The torch is being passed, and the next generation of leaders is taking the helm in some of the world’s largest and most reputable agencies. Two semi-recent appointments immediately come to mind: Yannick Bolloré, chairman and CEO of Havas, and Carter Murray, worldwide CEO of FCB.

This new leadership group is young, smart, ambitious and determined to win, which is to be expected. That said, we are also very different from our predecessors — we grew up with technology in hand, and many of us actually started our careers in advertising riding the digital wave that took place between the late 1990s and early 2000s. As a result, we think differently.

The battle for the client boardroom has remained the same, but the range of weaponry we will use to win pitches is innovative, imaginative and without rules or boundaries.

Sounds pretty great! But something is missing …

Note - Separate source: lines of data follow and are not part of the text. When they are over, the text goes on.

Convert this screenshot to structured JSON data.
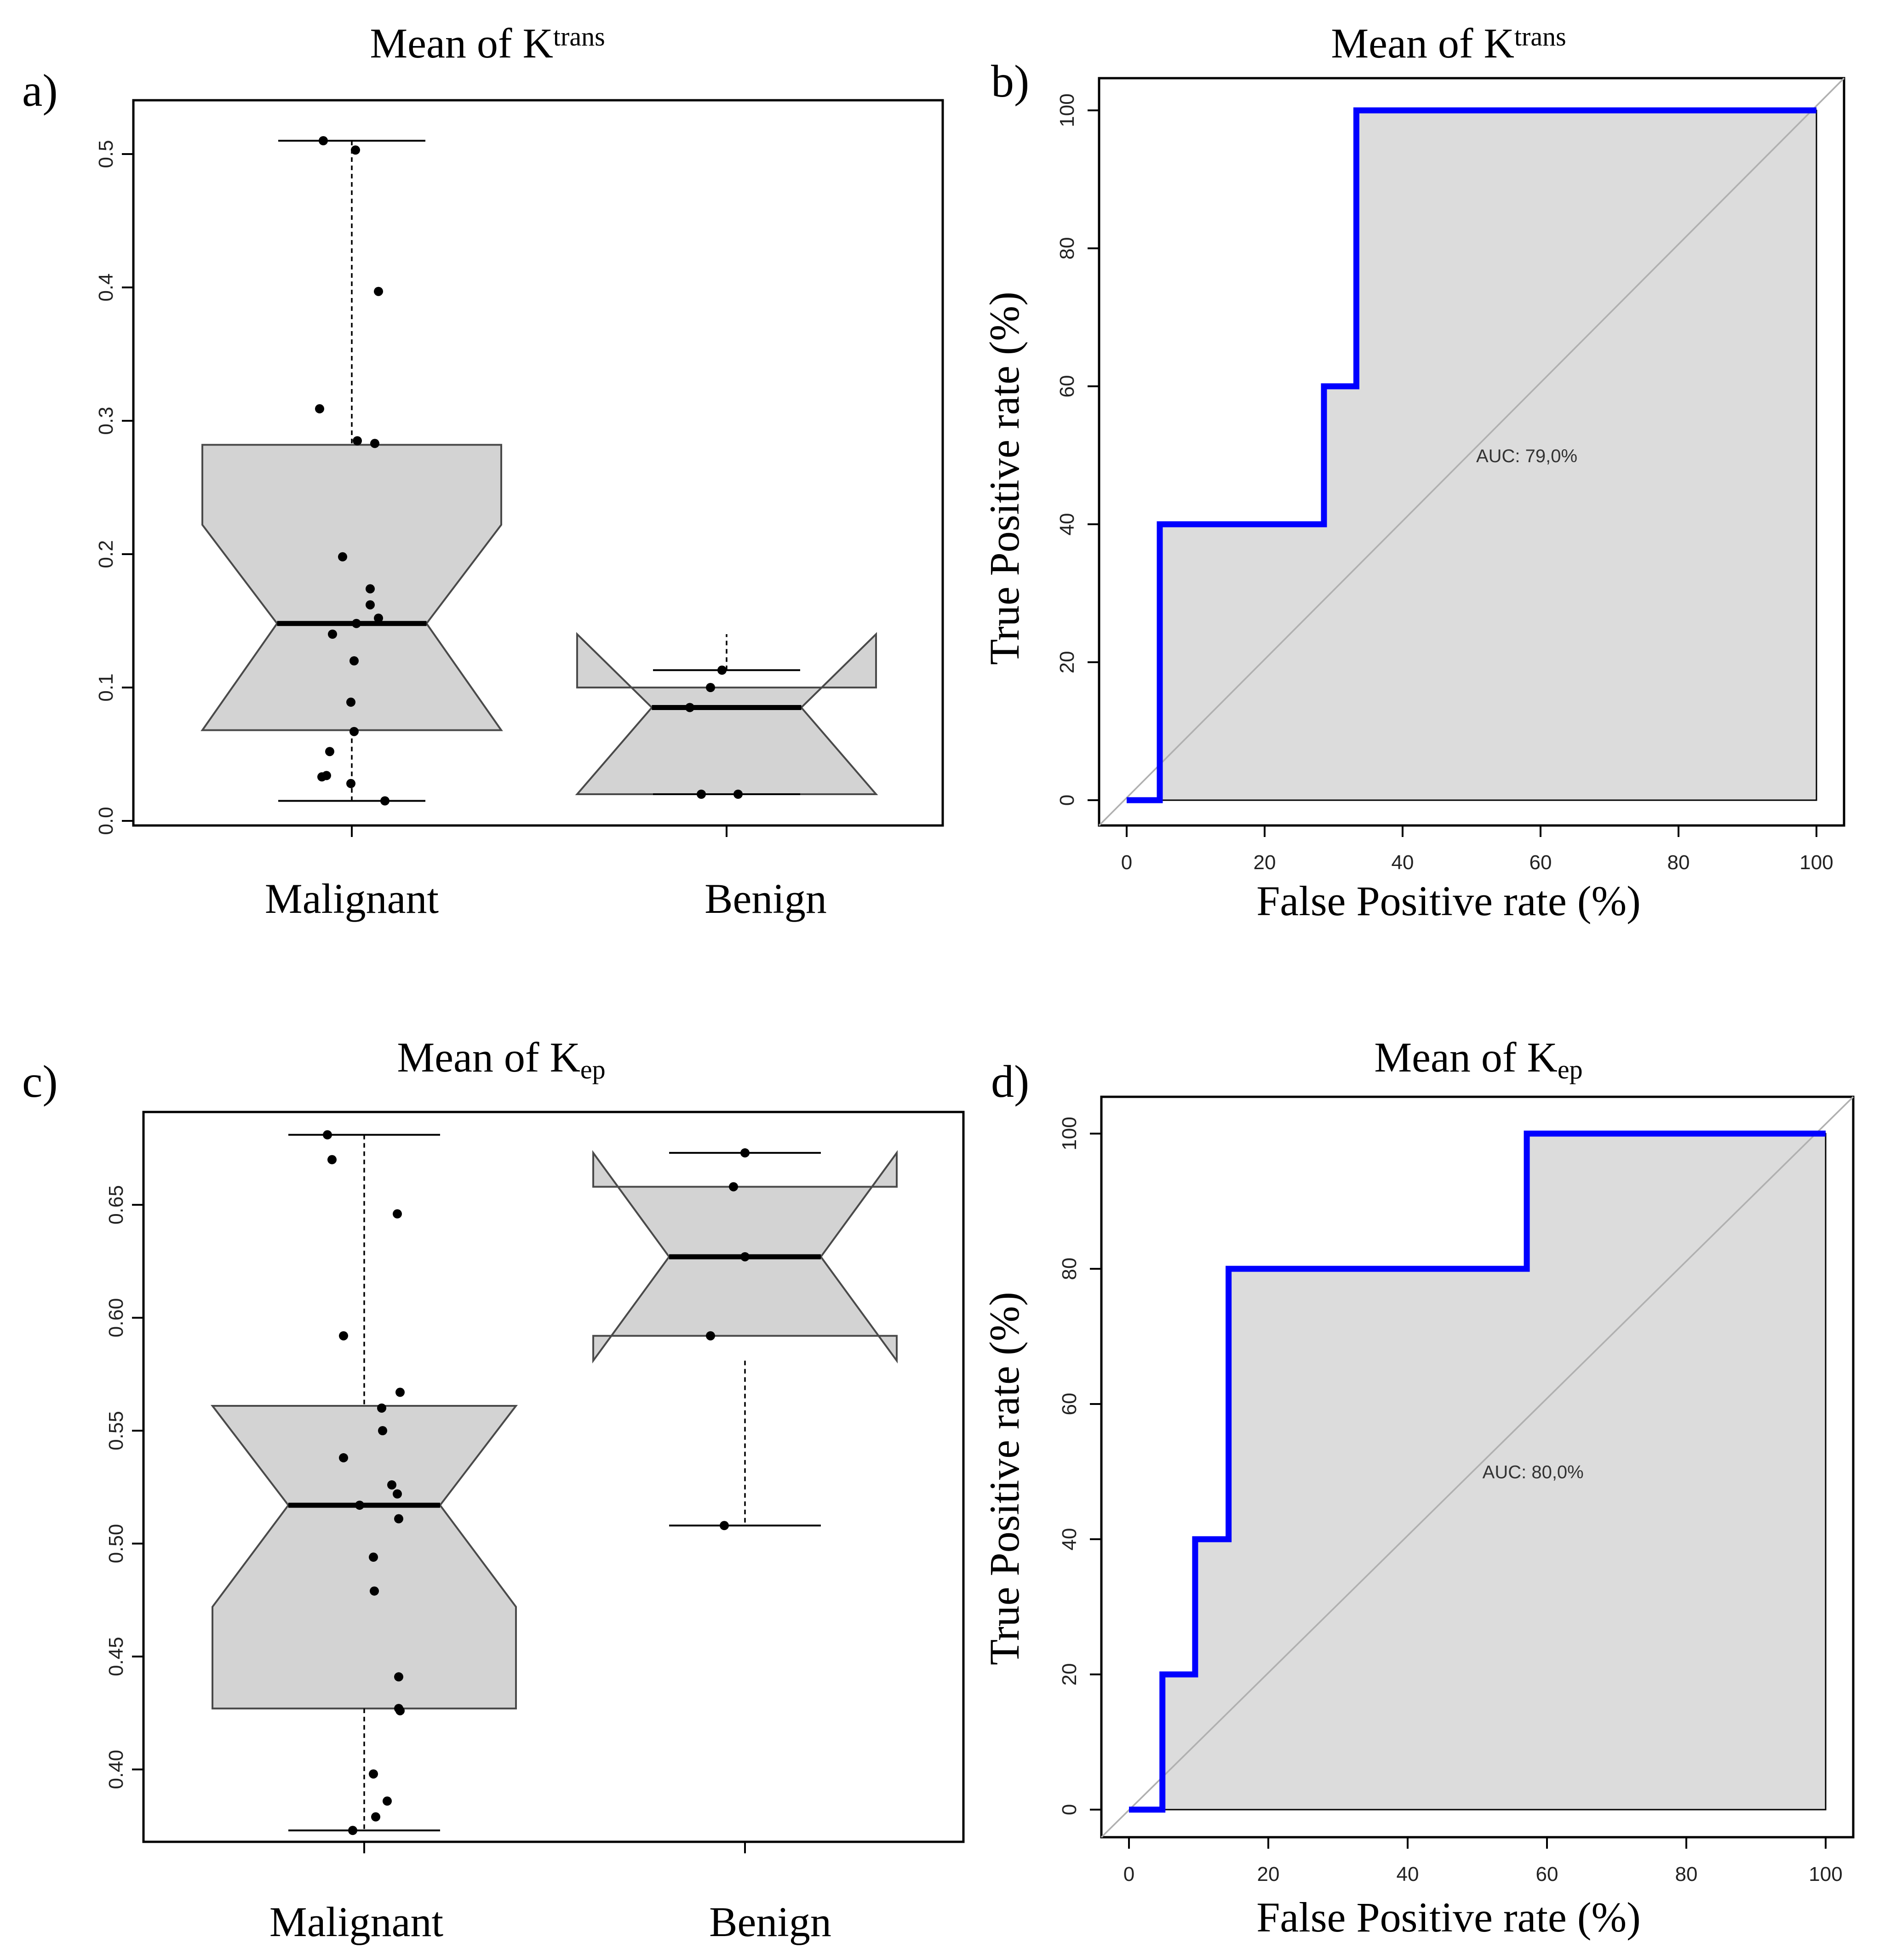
{
  "panels": [
    {
      "letter": "a)",
      "title_main": "Mean of K",
      "title_script": "trans",
      "title_script_type": "sup"
    },
    {
      "letter": "b)",
      "title_main": "Mean of K",
      "title_script": "trans",
      "title_script_type": "sup"
    },
    {
      "letter": "c)",
      "title_main": "Mean of K",
      "title_script": "ep",
      "title_script_type": "sub"
    },
    {
      "letter": "d)",
      "title_main": "Mean of K",
      "title_script": "ep",
      "title_script_type": "sub"
    }
  ],
  "colors": {
    "box_fill": "#d3d3d3",
    "roc_fill": "#dcdcdc",
    "roc_line": "#0000ff",
    "diagonal": "#b0b0b0",
    "points": "#000000"
  },
  "chart_data": [
    {
      "type": "boxplot",
      "notched": true,
      "categories": [
        "Malignant",
        "Benign"
      ],
      "ylim": [
        0,
        0.53
      ],
      "yticks": [
        0.0,
        0.1,
        0.2,
        0.3,
        0.4,
        0.5
      ],
      "ytick_labels": [
        "0.0",
        "0.1",
        "0.2",
        "0.3",
        "0.4",
        "0.5"
      ],
      "boxes": [
        {
          "name": "Malignant",
          "min": 0.015,
          "q1": 0.068,
          "median": 0.148,
          "q3": 0.282,
          "max": 0.51,
          "notch_low": 0.068,
          "notch_high": 0.222,
          "points": [
            0.51,
            0.503,
            0.397,
            0.309,
            0.285,
            0.283,
            0.198,
            0.174,
            0.162,
            0.152,
            0.148,
            0.14,
            0.12,
            0.089,
            0.067,
            0.052,
            0.034,
            0.033,
            0.028,
            0.015
          ]
        },
        {
          "name": "Benign",
          "min": 0.02,
          "q1": 0.02,
          "median": 0.085,
          "q3": 0.1,
          "max": 0.113,
          "notch_low": 0.02,
          "notch_high": 0.14,
          "points": [
            0.113,
            0.1,
            0.085,
            0.02,
            0.02
          ]
        }
      ]
    },
    {
      "type": "line",
      "subtype": "roc",
      "xlabel": "False Positive rate (%)",
      "ylabel": "True Positive rate (%)",
      "xlim": [
        0,
        100
      ],
      "ylim": [
        0,
        100
      ],
      "xticks": [
        0,
        20,
        40,
        60,
        80,
        100
      ],
      "yticks": [
        0,
        20,
        40,
        60,
        80,
        100
      ],
      "annotation": "AUC: 79,0%",
      "annotation_pos": [
        58,
        49
      ],
      "x": [
        0,
        4.8,
        4.8,
        28.6,
        28.6,
        33.3,
        33.3,
        100
      ],
      "y": [
        0,
        0,
        40,
        40,
        60,
        60,
        100,
        100
      ]
    },
    {
      "type": "boxplot",
      "notched": true,
      "categories": [
        "Malignant",
        "Benign"
      ],
      "ylim": [
        0.37,
        0.685
      ],
      "yticks": [
        0.4,
        0.45,
        0.5,
        0.55,
        0.6,
        0.65
      ],
      "ytick_labels": [
        "0.40",
        "0.45",
        "0.50",
        "0.55",
        "0.60",
        "0.65"
      ],
      "boxes": [
        {
          "name": "Malignant",
          "min": 0.373,
          "q1": 0.427,
          "median": 0.517,
          "q3": 0.561,
          "max": 0.681,
          "notch_low": 0.472,
          "notch_high": 0.561,
          "points": [
            0.681,
            0.67,
            0.646,
            0.592,
            0.567,
            0.56,
            0.55,
            0.538,
            0.526,
            0.522,
            0.517,
            0.511,
            0.494,
            0.479,
            0.441,
            0.427,
            0.426,
            0.398,
            0.386,
            0.379,
            0.373
          ]
        },
        {
          "name": "Benign",
          "min": 0.508,
          "q1": 0.592,
          "median": 0.627,
          "q3": 0.658,
          "max": 0.673,
          "notch_low": 0.581,
          "notch_high": 0.673,
          "points": [
            0.673,
            0.658,
            0.627,
            0.592,
            0.508
          ]
        }
      ]
    },
    {
      "type": "line",
      "subtype": "roc",
      "xlabel": "False Positive rate (%)",
      "ylabel": "True Positive rate (%)",
      "xlim": [
        0,
        100
      ],
      "ylim": [
        0,
        100
      ],
      "xticks": [
        0,
        20,
        40,
        60,
        80,
        100
      ],
      "yticks": [
        0,
        20,
        40,
        60,
        80,
        100
      ],
      "annotation": "AUC: 80,0%",
      "annotation_pos": [
        58,
        49
      ],
      "x": [
        0,
        4.8,
        4.8,
        9.5,
        9.5,
        14.3,
        14.3,
        57.1,
        57.1,
        100
      ],
      "y": [
        0,
        0,
        20,
        20,
        40,
        40,
        80,
        80,
        100,
        100
      ]
    }
  ]
}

Where have all the characters gone?  

Are we relying too much on viralocity, animated Keynote decks and the next new thing in place of personality? When I started my career in Toronto in the early 2000s, characters defined this industry. Paul Lavoie (founder of Taxi), with his larger-than-life presence and shaved head. Rick Padulo (founder of Padulo), who looked as though he was straight out of "Goodfellas." And Geoffrey Roche (founder of Lowe Roche), with his pocket scarves and three-inch collars. They stood out as much for their intellect as they did for their public personae. And one thing’s for certain: They never held back from offering an opinion.

As many know, I spent a few years working alongside Tony Chapman (founder of Capital C), another character in his own right.  Unfiltered and unbridled like his iconic hairstyle, socks and sense of fashion, Tony was the master of the metaphor. "Shifting sands"; "sea of sameness"; "head, heart and hands" were all terms many of us heard again and again in the boardroom.  

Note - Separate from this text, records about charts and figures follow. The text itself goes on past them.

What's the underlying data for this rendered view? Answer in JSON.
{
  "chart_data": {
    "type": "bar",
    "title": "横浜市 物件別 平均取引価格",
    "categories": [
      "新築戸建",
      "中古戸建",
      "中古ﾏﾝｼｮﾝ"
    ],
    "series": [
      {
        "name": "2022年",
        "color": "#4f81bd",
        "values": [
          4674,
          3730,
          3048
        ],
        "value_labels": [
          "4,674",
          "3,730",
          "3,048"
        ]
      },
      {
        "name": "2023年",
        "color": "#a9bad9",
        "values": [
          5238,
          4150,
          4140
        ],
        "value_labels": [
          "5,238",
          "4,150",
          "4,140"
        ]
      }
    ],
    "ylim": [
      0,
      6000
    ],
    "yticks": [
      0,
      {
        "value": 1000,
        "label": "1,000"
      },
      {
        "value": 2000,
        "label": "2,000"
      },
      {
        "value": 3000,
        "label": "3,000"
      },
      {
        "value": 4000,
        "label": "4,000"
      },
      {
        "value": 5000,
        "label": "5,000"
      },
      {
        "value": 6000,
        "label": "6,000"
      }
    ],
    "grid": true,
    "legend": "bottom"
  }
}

His greatest advice to me was, "Put your opinions out there. People will agree or disagree with you, call you courageous or a fool, but you are the one who had the guts to know that over time you will be proven either very right or very wrong. Be provocative and in doing so you will attract the clients that want to be part of inventing the future versus playing in the present."

I still hold myself accountable to Tony’s advice today.

Our industry needs to reincarnate the characters, the trailblazers and the opinionated. The Leo Burnetts and the David Ogilvys. These individuals harnessed the best minds of the day and added their own vision, style and intellectual firepower to the entire advertising and marketing industry.  

Our need for characters has never rung more true than in this era of commoditization and procurement. We need to showcase value beyond the cheapest rate card. We can’t accept the "sea of sameness" as the industry's character today. Burnett and Ogilvy had distinctive points of view, clear missions and principles that they lived and died by and that clients respected. But ultimately the distinctiveness of these greats manifested itself in the work.

So, a challenge to all my peers (and myself): Let’s do some amazing work while having fun and adding flavor back to this business. Let’s trailblaze again, be opinionated, and infuse flare and energy back into the industry.  

I’m going sock shopping as I type …

See you in the boardroom.

Nick Dean is president of KBS Toronto.